Rehire Death Row lawyers
Sunday, April 08, 2007
Fortunately, more of the Jeb Bush legacy soon may disappear.
In 2003, the well-known supporter of the death penalty and privatization combined his two passions into one very bad idea. For almost two decades, the state had paid for lawyers in Tallahassee, Tampa and Fort Lauderdale to handle appeals from Death Row inmates. The Legislature had acted not out of fear that the system could make a mistake, but because the state couldn't find enough private lawyers to take these expensive, time-consuming cases. So the rate of executions slowed.
Having failed in 2000 to limit Death Row appeals, Mr. Bush came back three years later with an idea to privatize Death Row appeals, under the fiction that the state would save money and inmates would get better counsel. In fact, the state limited the number of hours per capital case to one-fourth the average time required. New lawyers required more time and more expense.
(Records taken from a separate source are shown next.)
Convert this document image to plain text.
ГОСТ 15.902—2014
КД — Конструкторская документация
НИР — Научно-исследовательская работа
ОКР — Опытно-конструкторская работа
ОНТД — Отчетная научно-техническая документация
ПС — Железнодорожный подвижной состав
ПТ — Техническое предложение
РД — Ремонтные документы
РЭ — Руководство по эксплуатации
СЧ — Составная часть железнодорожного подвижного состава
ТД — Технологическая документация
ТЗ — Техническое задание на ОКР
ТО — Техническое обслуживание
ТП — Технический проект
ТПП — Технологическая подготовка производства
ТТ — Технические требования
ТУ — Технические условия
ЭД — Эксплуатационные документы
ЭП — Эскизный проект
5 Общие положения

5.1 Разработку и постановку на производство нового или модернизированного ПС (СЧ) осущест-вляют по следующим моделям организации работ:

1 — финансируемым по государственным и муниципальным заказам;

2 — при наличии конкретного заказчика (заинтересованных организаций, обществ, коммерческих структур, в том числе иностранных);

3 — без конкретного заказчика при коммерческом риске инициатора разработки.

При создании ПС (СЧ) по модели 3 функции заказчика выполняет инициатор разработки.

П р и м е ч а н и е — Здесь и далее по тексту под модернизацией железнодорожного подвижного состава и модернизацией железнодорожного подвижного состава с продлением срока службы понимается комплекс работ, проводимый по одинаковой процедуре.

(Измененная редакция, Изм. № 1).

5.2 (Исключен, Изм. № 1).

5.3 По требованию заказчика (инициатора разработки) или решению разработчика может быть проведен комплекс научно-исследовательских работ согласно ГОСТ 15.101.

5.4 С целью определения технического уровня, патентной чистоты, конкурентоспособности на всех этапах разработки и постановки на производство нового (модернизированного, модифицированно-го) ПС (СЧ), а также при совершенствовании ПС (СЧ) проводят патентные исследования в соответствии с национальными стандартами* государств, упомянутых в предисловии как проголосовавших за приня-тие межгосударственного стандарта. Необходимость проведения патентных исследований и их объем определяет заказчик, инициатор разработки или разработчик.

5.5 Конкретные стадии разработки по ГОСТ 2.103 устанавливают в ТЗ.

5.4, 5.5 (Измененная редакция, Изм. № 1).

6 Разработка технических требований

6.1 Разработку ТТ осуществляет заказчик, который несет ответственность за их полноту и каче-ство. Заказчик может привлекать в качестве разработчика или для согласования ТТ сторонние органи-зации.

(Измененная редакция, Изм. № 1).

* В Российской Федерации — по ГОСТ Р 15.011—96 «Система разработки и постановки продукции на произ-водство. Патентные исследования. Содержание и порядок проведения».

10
Four years later, the Florida Supreme Court has determined that - surprise! - the state is back where it was in 1985. Not enough good lawyers are taking the cases.
Justice Raul Cantero, whom Mr. Bush put on the court, called the capital appeals work from the private attorneys "some of the worst lawyering I've seen." The court "unanimously and firmly" wants the Legislature to reopen the Tallahassee office. As a compromise, the Legislature kept open the Tampa and Fort Lauderdale offices. Two key legislators agree with the court's strong recommendation.
Coincidentally, the Innocence Project announced last week that it soon will exonerate its 200th inmate nationwide, based on DNA evidence. Florida leads the nation in Death Row exonerations, with 22. If the Legislature disbands this misguided privatization project, some lawmakers may grumble. But the state will sleep better.